Kelsey Weisgerber is the school’s food service director. She’s super excited about the local food movement. Weisgerber says how food is grown, whether it’s from the school garden, a local farm, or across the country, is part of the natural environment, and part of the school’s curriculum.
She’s been working to get more food from local farms served in the cafeteria. But there have been setbacks. The Ohio farm she was working with decided to take a break in the middle of the school year.
“And I was kind of excited, because this was going to be our pilot year with them, and we were going to see how much we bought, and then he was going to base his crop growth for the following season off of our menu, which was huge and really exciting. And to not have that is a bummer.”
Weisgerber has found another farm to provide some produce. But like other schools she still needs a middleman, to get a stable supply of produce.
That’s why she's keeps in touch with Paragon Foods. Shane Hall says farmers deliver milk, meat and produce directly to their food distribution center. He says as farms get bigger, it can be challenging for them to get their products to market.
“So if they’re selling to 25 or 30 customers they’re going to spend days driving around delivering. So that’s where we come in. They can bring hundreds of cases here and we’ll bring it out to all the customers for them. So it’s one drop, they save time, they save fuel, which in essence saves money.”
Paragon works with farms in Pennsylvania, Ohio and West Virginia. And delivers to schools, restaurants, and others from Cleveland to Erie to Harrisburg. Many are interested in buying local.
“These are greenhouse cluster tomatoes. They’re from Yarnicks Farm in Indiana, Pennsylvania. We get those almost all year round.”
But there aren’t enough of these local tomatoes for all the schools and other institutions that want them, so Paragon supplements with tomatoes from Florida.

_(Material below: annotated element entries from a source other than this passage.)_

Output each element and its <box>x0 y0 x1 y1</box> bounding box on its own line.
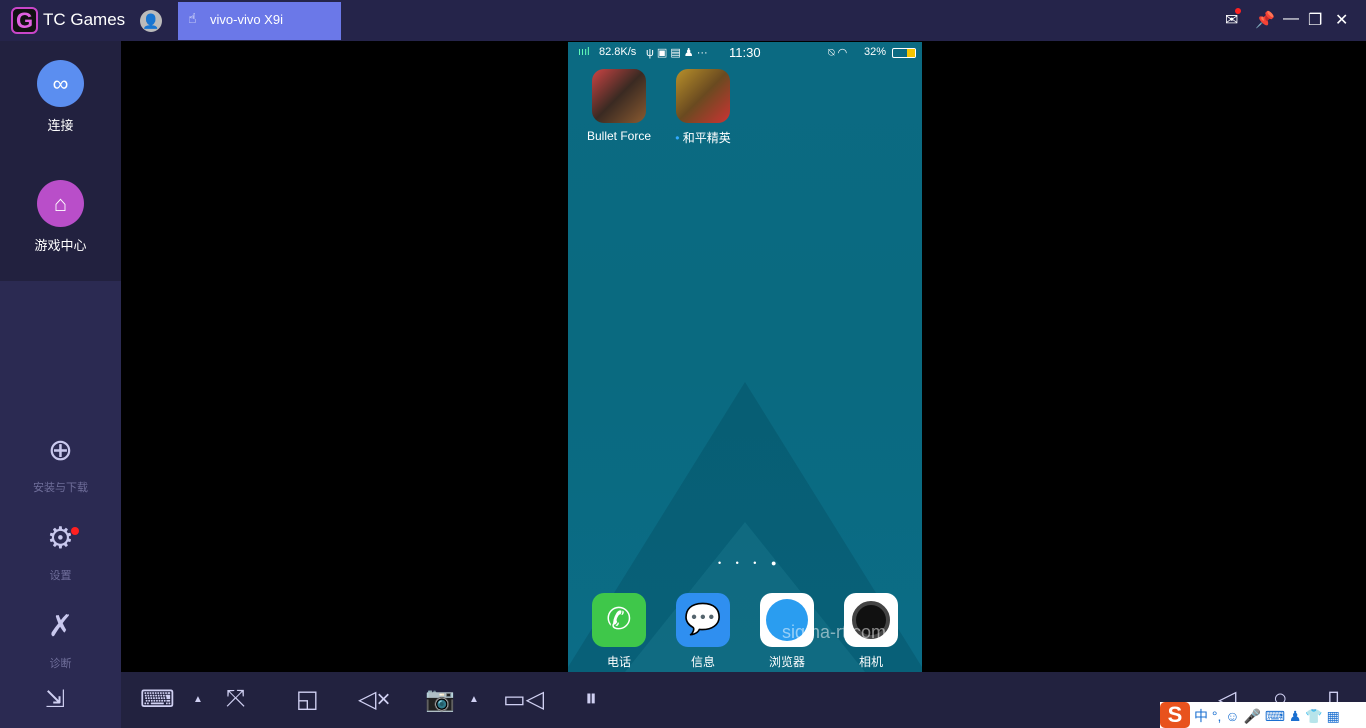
user-icon[interactable]: 👤 <box>140 10 162 32</box>
record-icon[interactable]: ▭◁ <box>503 685 544 714</box>
sidebar-item-connect[interactable]: ∞ 连接 <box>0 60 121 134</box>
app-label: 相机 <box>858 655 883 669</box>
sidebar-item-label: 诊断 <box>49 658 72 670</box>
page-indicator: • • • ● <box>718 558 783 568</box>
close-icon[interactable]: ✕ <box>1335 10 1348 30</box>
ime-tray[interactable]: S 中 °, ☺ 🎤 ⌨ ♟ 👕 ▦ <box>1160 702 1366 728</box>
sidebar-item-diagnose[interactable]: ✗ 诊断 <box>0 609 121 671</box>
app-label: 信息 <box>690 655 715 669</box>
dock-messages[interactable]: 💬 信息 <box>663 593 743 670</box>
sidebar-item-label: 安装与下载 <box>33 482 88 494</box>
app-icon <box>676 69 730 123</box>
message-icon: 💬 <box>676 593 730 647</box>
fullscreen-icon[interactable]: ⤧ <box>226 685 245 713</box>
ime-punct[interactable]: °, <box>1212 708 1222 724</box>
link-icon: ∞ <box>37 60 84 107</box>
minimize-icon[interactable]: — <box>1283 10 1299 28</box>
gear-icon: ⚙ <box>0 521 121 557</box>
sidebar-item-label: 设置 <box>49 570 72 582</box>
tools-icon: ✗ <box>47 610 74 643</box>
sidebar-item-label: 游戏中心 <box>34 238 87 253</box>
camera-icon[interactable]: 📷 <box>425 685 455 714</box>
status-bar: ıııl 82.8K/s ψ ▣ ▤ ♟ ··· 11:30 ⍉ ◠ 32% <box>568 45 922 62</box>
device-tab-label: vivo-vivo X9i <box>210 12 283 27</box>
restore-icon[interactable]: ❐ <box>1308 10 1322 30</box>
phone-icon: ✆ <box>592 593 646 647</box>
notification-badge <box>71 527 79 535</box>
app-peace-elite[interactable]: • 和平精英 <box>663 69 743 146</box>
battery-icon <box>892 48 916 58</box>
mute-icon[interactable]: ◁× <box>358 685 390 714</box>
device-tab[interactable]: ☝ vivo-vivo X9i <box>178 2 341 40</box>
home-icon: ⌂ <box>37 180 84 227</box>
phone-screen[interactable]: ıııl 82.8K/s ψ ▣ ▤ ♟ ··· 11:30 ⍉ ◠ 32% B… <box>568 42 922 672</box>
ime-logo: S <box>1160 702 1190 728</box>
keyboard-icon[interactable]: ⌨ <box>140 685 175 714</box>
sidebar-item-game-center[interactable]: ⌂ 游戏中心 <box>0 180 121 254</box>
clock: 11:30 <box>729 45 761 60</box>
collapse-icon[interactable]: ⇲ <box>45 685 65 714</box>
caret-up-icon[interactable]: ▲ <box>469 694 479 705</box>
window-icon[interactable]: ◱ <box>296 685 319 714</box>
sidebar-item-install[interactable]: ⊕ 安装与下载 <box>0 433 121 495</box>
ime-icons[interactable]: ☺ 🎤 ⌨ ♟ 👕 ▦ <box>1225 708 1340 724</box>
title-bar: G TC Games 👤 ☝ vivo-vivo X9i ✉ 📌 — ❐ ✕ <box>0 0 1366 41</box>
app-bullet-force[interactable]: Bullet Force <box>579 69 659 143</box>
sidebar: ∞ 连接 ⌂ 游戏中心 ⊕ 安装与下载 ⚙ 设置 ✗ 诊断 <box>0 41 121 672</box>
app-icon <box>592 69 646 123</box>
dock-phone[interactable]: ✆ 电话 <box>579 593 659 670</box>
app-label: Bullet Force <box>586 129 652 143</box>
app-logo: G <box>11 7 38 34</box>
watermark: sigma-rt.com <box>782 622 887 642</box>
pause-icon[interactable]: ⏸ <box>585 685 597 713</box>
caret-up-icon[interactable]: ▲ <box>193 694 203 705</box>
sidebar-item-label: 连接 <box>47 118 74 133</box>
mail-icon[interactable]: ✉ <box>1225 8 1242 30</box>
net-speed: 82.8K/s <box>599 46 637 58</box>
ime-lang[interactable]: 中 <box>1194 708 1208 724</box>
app-label: 电话 <box>606 655 631 669</box>
battery-percent: 32% <box>864 46 887 58</box>
app-label: 和平精英 <box>682 131 731 145</box>
sidebar-item-settings[interactable]: ⚙ 设置 <box>0 521 121 583</box>
download-icon: ⊕ <box>47 434 74 467</box>
app-label: 浏览器 <box>768 655 805 669</box>
pin-icon[interactable]: 📌 <box>1255 10 1275 30</box>
app-name: TC Games <box>43 10 126 29</box>
touch-icon: ☝ <box>188 10 197 26</box>
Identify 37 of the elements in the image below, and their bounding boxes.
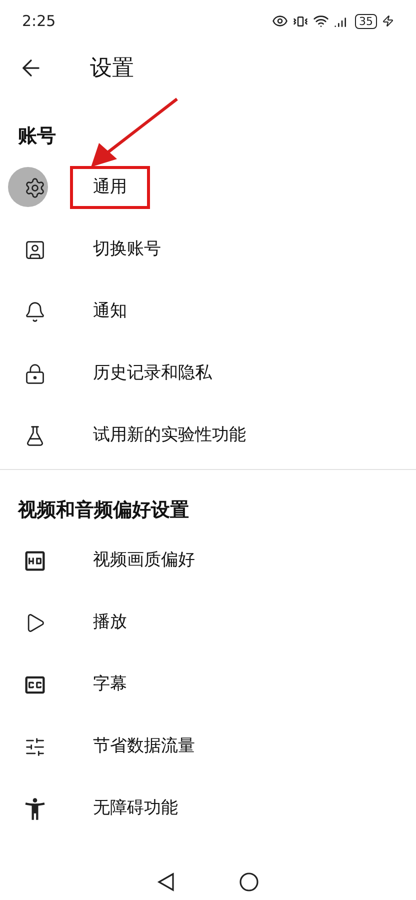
status-time: 2:25 <box>22 10 56 32</box>
gear-icon <box>24 176 46 198</box>
item-label: 节省数据流量 <box>93 736 195 756</box>
item-label: 播放 <box>93 612 127 632</box>
settings-item[interactable]: 播放 <box>0 592 416 654</box>
item-label: 切换账号 <box>93 238 161 259</box>
item-label: 试用新的实验性功能 <box>93 424 246 445</box>
settings-item[interactable]: 试用新的实验性功能 <box>0 404 416 466</box>
item-label: 通知 <box>93 300 127 321</box>
item-label: 字幕 <box>93 674 127 694</box>
wifi-icon <box>313 13 329 29</box>
lock-icon <box>24 362 46 384</box>
sliders-icon <box>24 736 46 758</box>
item-label: 通用 <box>93 176 127 197</box>
charging-icon <box>382 15 394 27</box>
settings-item[interactable]: 字幕 <box>0 654 416 716</box>
section-heading: 账号 <box>18 124 56 149</box>
item-label: 历史记录和隐私 <box>93 362 212 383</box>
section-heading: 视频和音频偏好设置 <box>18 498 189 522</box>
settings-item[interactable]: 历史记录和隐私 <box>0 342 416 404</box>
settings-item[interactable]: 视频画质偏好 <box>0 530 416 592</box>
settings-item[interactable]: 无障碍功能 <box>0 778 416 840</box>
settings-item[interactable]: 节省数据流量 <box>0 716 416 778</box>
nav-home-icon[interactable] <box>239 872 259 892</box>
item-label: 视频画质偏好 <box>93 550 195 570</box>
bell-icon <box>24 300 46 322</box>
vibrate-icon <box>293 14 308 28</box>
settings-item[interactable]: 通知 <box>0 280 416 342</box>
nav-back-icon[interactable] <box>157 872 175 892</box>
flask-icon <box>24 424 46 446</box>
item-label: 无障碍功能 <box>93 798 178 818</box>
settings-item[interactable]: 通用 <box>0 156 416 218</box>
account-icon <box>24 238 46 260</box>
battery-indicator: 35 <box>355 14 377 28</box>
settings-item[interactable]: 切换账号 <box>0 218 416 280</box>
eye-icon <box>272 13 288 29</box>
page-title: 设置 <box>90 54 134 82</box>
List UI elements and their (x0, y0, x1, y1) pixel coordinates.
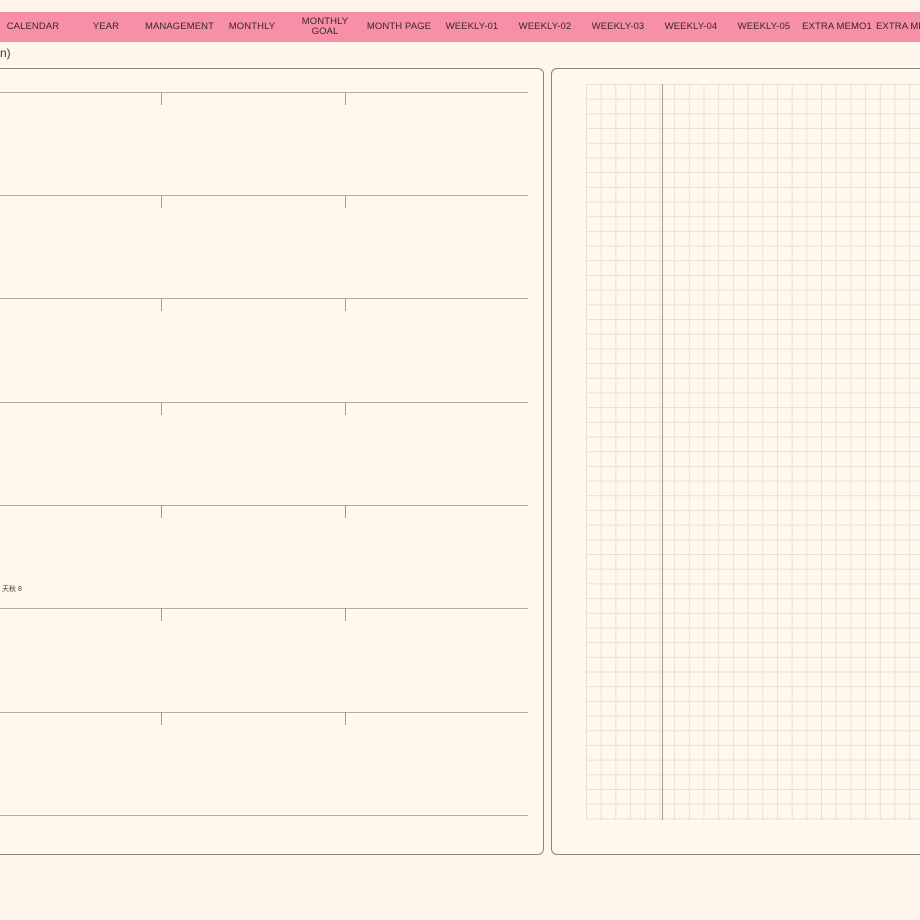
tab-calendar[interactable]: CALENDAR (0, 12, 66, 42)
row-line (0, 92, 528, 93)
row-line (0, 505, 528, 506)
tab-label: EXTRA ME (876, 21, 920, 32)
column-tick (345, 92, 346, 105)
tab-label: WEEKLY-02 (518, 21, 572, 32)
column-tick (345, 195, 346, 208)
tab-year[interactable]: YEAR (72, 12, 140, 42)
tab-month-page[interactable]: MONTH PAGE (363, 12, 435, 42)
column-tick (345, 712, 346, 725)
column-tick (345, 402, 346, 415)
tab-label: WEEKLY-04 (664, 21, 718, 32)
tab-label: WEEKLY-03 (591, 21, 645, 32)
tab-weekly-05[interactable]: WEEKLY-05 (730, 12, 798, 42)
top-tab-bar: CALENDAR YEAR MANAGEMENT MONTHLY MONTHLY… (0, 12, 920, 42)
column-tick (345, 505, 346, 518)
tab-weekly-03[interactable]: WEEKLY-03 (584, 12, 652, 42)
grid-paper (586, 84, 920, 820)
tab-label: EXTRA MEMO1 (802, 21, 872, 32)
tab-weekly-02[interactable]: WEEKLY-02 (511, 12, 579, 42)
tab-monthly[interactable]: MONTHLY (219, 12, 285, 42)
tab-weekly-04[interactable]: WEEKLY-04 (657, 12, 725, 42)
column-tick (161, 402, 162, 415)
tab-label: YEAR (92, 21, 120, 32)
column-tick (345, 608, 346, 621)
column-tick (161, 505, 162, 518)
page-indicator: n) (0, 46, 11, 60)
row-line (0, 815, 528, 816)
column-tick (161, 712, 162, 725)
row-line (0, 608, 528, 609)
column-tick (161, 195, 162, 208)
tab-monthly-goal[interactable]: MONTHLY GOAL (291, 12, 359, 42)
column-tick (161, 608, 162, 621)
column-tick (345, 298, 346, 311)
tab-label: MONTHLY (228, 21, 276, 32)
column-tick (161, 92, 162, 105)
tab-extra-memo1[interactable]: EXTRA MEMO1 (801, 12, 873, 42)
grid-divider-line (662, 84, 663, 820)
tab-extra-memo2[interactable]: EXTRA ME (876, 12, 920, 42)
row-line (0, 712, 528, 713)
tab-label: MANAGEMENT (144, 21, 215, 32)
left-notes-panel (0, 68, 544, 855)
tab-label: CALENDAR (6, 21, 60, 32)
row-line (0, 298, 528, 299)
tab-label: WEEKLY-01 (445, 21, 499, 32)
row-line (0, 402, 528, 403)
row-line (0, 195, 528, 196)
column-tick (161, 298, 162, 311)
tab-weekly-01[interactable]: WEEKLY-01 (438, 12, 506, 42)
tab-label: MONTH PAGE (366, 21, 432, 32)
tab-label: MONTHLY GOAL (301, 16, 349, 37)
row-note: 天秋 8 (2, 586, 22, 593)
tab-management[interactable]: MANAGEMENT (142, 12, 217, 42)
tab-label: WEEKLY-05 (737, 21, 791, 32)
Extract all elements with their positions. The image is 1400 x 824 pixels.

Tazeen Chowdhury is used to that. She’s the food service director for the Mt. Lebanon School District, which buys some of its produce through Paragon.
Five years ago, Chowdhury started a food program in Mt. Lebanon’s elementary schools. She says every day they offer a large variety of fruits and vegetables - apples, carrots, even lentil salads. And some of the local produce, such as kale, has been a surprising hit. Last month they offered baked kale chips.
“We thought, well, we don’t know if they’re going to eat it or not, but let’s just give it a try. And we just kept increasing more and more of the amounts because we were going through so much of it. “
Last year, new national school food standards went into effect, and there was a huge outcry by districts and students around the country. It costs districts more money, and students claimed they weren’t being served enough food. But much of the produce was being thrown away.
Chowdhury says that’s been less of a problem at Mt. Lebanon because the students are taught about healthy eating in the classroom, and offered healthy foods in the cafeteria.
“We’ve been really pushing our fruits and vegetables, and it takes time to change eating habits in students.”
At this point, Mt. Lebanon still relies on a national food distributor for most of its food purchases, in addition to Paragon. Chowdhury says there’s just not enough locally-produced, low priced food to fully supply the district year round.